At times when slavery is once again put to discussion and several movements, some more or less anarchic, others more or less organized, try to highlight it in the easiest way possible by doing the wrong thing, I woke up thinking how ignorance can be bliss.
It is pretty clear to me that the social paradigm has changed and those old-fashioned ideas of “educating citizens to think, to analyze and solve problems” have already given way to a new trend that would translate to something like “educating citizens to act as a herd without questioning the orders of the herd leader.”
I, an admitted skeptic of artificial intelligence (AI), find myself realizing that AI is already a huge reality in most sectors of our society, it is just dressed in different clothes.
My misconception about AI came from old science fiction movies where robotic machines had gained the capacity to act and to think (to some extent) as humans. None of this reflects the reality in which, unlike what I expected, humans are the ones turning into robots and acting, if not brainlessly, at least like programmed machines.
To this new trend and stubbornly refusing to call this change AI, I give them the new name of “human pets.”
Although they are not slaves (by definition) as they are “paid” or get something in exchange, these human pets have little of what makes us human beings. They have lost the capacity to think on their own, and the small parts of rationality left seek to fulfill two simple necessities: satisfaction of basic needs and following orders (blindly).

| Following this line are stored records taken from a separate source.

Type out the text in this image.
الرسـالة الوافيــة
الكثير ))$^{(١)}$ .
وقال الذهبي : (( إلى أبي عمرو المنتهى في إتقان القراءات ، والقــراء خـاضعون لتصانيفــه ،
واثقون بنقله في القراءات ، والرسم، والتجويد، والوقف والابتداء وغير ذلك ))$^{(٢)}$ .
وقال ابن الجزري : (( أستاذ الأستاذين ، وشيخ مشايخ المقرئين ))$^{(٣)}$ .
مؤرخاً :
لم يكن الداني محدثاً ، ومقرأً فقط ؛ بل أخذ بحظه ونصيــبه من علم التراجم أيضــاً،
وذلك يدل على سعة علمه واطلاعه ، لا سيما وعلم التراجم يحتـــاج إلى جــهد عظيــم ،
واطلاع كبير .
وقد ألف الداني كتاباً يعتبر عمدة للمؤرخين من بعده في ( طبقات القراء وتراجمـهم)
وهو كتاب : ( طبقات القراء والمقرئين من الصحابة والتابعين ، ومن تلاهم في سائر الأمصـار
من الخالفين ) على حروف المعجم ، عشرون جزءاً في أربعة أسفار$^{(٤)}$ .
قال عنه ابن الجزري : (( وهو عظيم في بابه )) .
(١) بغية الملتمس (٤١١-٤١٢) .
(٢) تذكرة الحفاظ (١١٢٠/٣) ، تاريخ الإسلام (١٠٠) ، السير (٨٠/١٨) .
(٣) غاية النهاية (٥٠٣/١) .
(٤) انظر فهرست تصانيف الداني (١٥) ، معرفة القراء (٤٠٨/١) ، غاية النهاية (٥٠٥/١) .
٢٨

Although many times mistreated, pets have developed an extreme dependency on their “owners.”
I can only find a similar form of dependency and affection in “Stockholm syndrome,” a syndrome characterized by feelings of trust or affection felt in cases of kidnapping or hostage-taking by a victim toward a captor.
In exchange, the leaders provide them with means of livelihood and “belly rubs” that can come in the form of “special benefits” or rule relaxing when compared to the other members of the herd, or so they think.
Another of the characteristics of the human pets is their life goal, which is to be not the leader of the pack, but to be the best of all the followers. For that, they are willing to step on and climb on top of any of their “mates” to praise their leader.
This happens everywhere (look around you) and, to me at least, it is becoming extremely concerning as we are quickly heading towards not an expansion of some forms of democracy and added freedom, but different and new forms of dictatorship, some of the size of a country, others of the size of a family.
Like pets, sometimes we think this temporary comfort is better than “a whole life of struggle” but what are the consequences? We should know that by now. It has been written in the history books. That is why the books exist, to show to future generations how we managed to evolve as humans and above all, as a society and not to perpetuate old systems and ideas of the past.
My question is, are we still evolving as a society? Are we still developing to become better as people and as groups of people? Or without realizing, we reached that peak some time ago and, we are now headed in the opposite direction?
I guess to teach machines to think as humans (as in AI) finally proved to be (as I thought) a much harder task than to teach humans to stop thinking and acting like machines.